New Delhi, Oct. 1: Scientists today announced the discovery of the remains of a 4.4 million year old creature, the earliest known member of the human family tree that challenges some key ideas about the evolution of humans and apes.

An international research team digging in Ethiopia since 1992 has described a female skeleton and other fossil fragments of a species that has pushed science closer than ever to the elusive last common ancestor of humans and chimpanzees.

The scientists say the creature which stood 4 feet tall and weighed 50kg was a mosaic species — neither human-like, nor chimpanzee-like, yet with a few anatomical traits of both. Their findings will appear in the US journal Science tomorrow.

The species named Ardipithecus ramidus, or Ardi, is more than a million years older than Australopithecus afarensis, or Lucy , the earliest known bipedal ancestor whose remains were also discovered in Ethiopia 35 years ago. Researchers say the new fossils may throw fresh light on walking behaviour, environment, diet, and even social behaviour of the earliest known member of the human family line.

“It’s not a chimpanzee, and it’s not a human either. It’s a small head atop this body, but the body is erect, and it (walked) on two feet,” said Tim White, a paleoanthropologist at University of California, Berkeley who led the 47-member team.

The team from Ethiopia, Europe, North America and Japan says the creature had capacity for terrestrial bipedality and climbing.

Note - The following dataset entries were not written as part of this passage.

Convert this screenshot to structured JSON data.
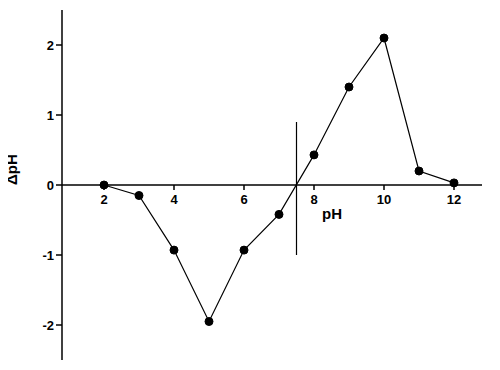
{
  "chart_data": {
    "type": "line",
    "x_label": "pH",
    "y_label": "ΔpH",
    "x": [
      2,
      3,
      4,
      5,
      6,
      7,
      8,
      9,
      10,
      11,
      12
    ],
    "values": [
      0,
      -0.15,
      -0.93,
      -1.95,
      -0.93,
      -0.42,
      0.43,
      1.4,
      2.1,
      0.2,
      0.03
    ],
    "color": "#000000",
    "marker": "circle",
    "xlim": [
      0.8,
      12.8
    ],
    "ylim": [
      -2.5,
      2.5
    ],
    "xticks": [
      2,
      4,
      6,
      8,
      10,
      12
    ],
    "yticks": [
      -2,
      -1,
      0,
      1,
      2
    ],
    "grid": false,
    "vertical_line": {
      "x": 7.5,
      "ylim": [
        -1,
        0.9
      ]
    }
  }
}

It had feet that could grasp, long arms, and long fingers that allowed it to comfortably negotiate an arboreal habitat.

The discovery of Ardipithecus began in 1992 when White and his colleagues found a single molar tooth embedded in ancient sediments in Afar Triangle, a desert region of Ethiopia abundant in fossils. Over the next two years, they found 110 more fragments, including a partial skeleton with skull, hands, feet, limbs and pelvis, which they have analysed over the past 15 years.

Scientists believe humans and chimpanzees shared their last common ancestor more than six million years ago. “What we have found is the closest we’ve ever come to that ancestor along our own line,” White said.

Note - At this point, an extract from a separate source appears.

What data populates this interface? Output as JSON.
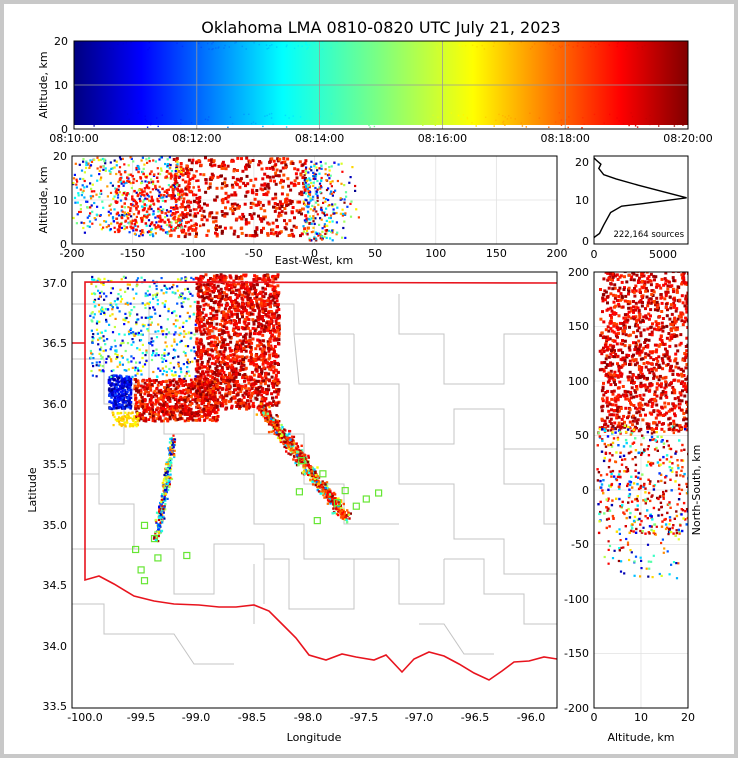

“This is a spectacular, unprecedented find — so many bones and so many individuals,” said Carol Ward, professor of anatomical sciences at University of Missouri in the US, who was not associated with the discovery but has been interpreting the earliest fossils of bipedal creatures for many years. “Ardi is a convincing relative of humans,” Ward told The Telegraph.

The finding challenges a long-held assumption that bipedality evolved in a savannah terrain with few trees. “The new skeleton and other evidence from the area shows this was [about 4.4 million years ago] a woodland area with lots of trees,” said Andrew Hill, professor of anthropology at Yale University who was also not a team member but has been studying human evolution for three decades.

Its skeletal features also question another belief — that chimpanzees, gorillas, and orangutans have retained most traits of the last ancestor they shared with humans, and this ancestor would look somewhat similar to modern-day chimpanzees.

But Ardipithecus wasn't a knuckle-walker like chimpanzees or gorillas, nor did it swing and hang from tree branches. “The skeleton suggests that chimpanzees and gorillas too have been evolving independently since the last ancestor,” Hill told The Telegraph.

An analysis of its teeth and fossil and pollen remains from the area suggest that Ardipithecus was an omnivore that would gather small animals in the woodland or climb trees for fruits, the researchers have said.

US team member Owen Lovejoy from the Kent State University has attempted to link anatomy with social behaviour, suggesting that parenting may have emerged in the human family during the reign of Ardipithecus.

Lovejoy has interpreted that the absence of large projecting canines in males and relative similarities in male and female body sizes could mean that males no longer fought for females, but were part of the parenting process.

But Ward cautions that this interpretation would need more testing.

“In general, differences in body size are associated with males fighting, competing for females, but we have examples of a modern-day spider monkey where we see no size differences, but both males and females are promiscuous,” she said.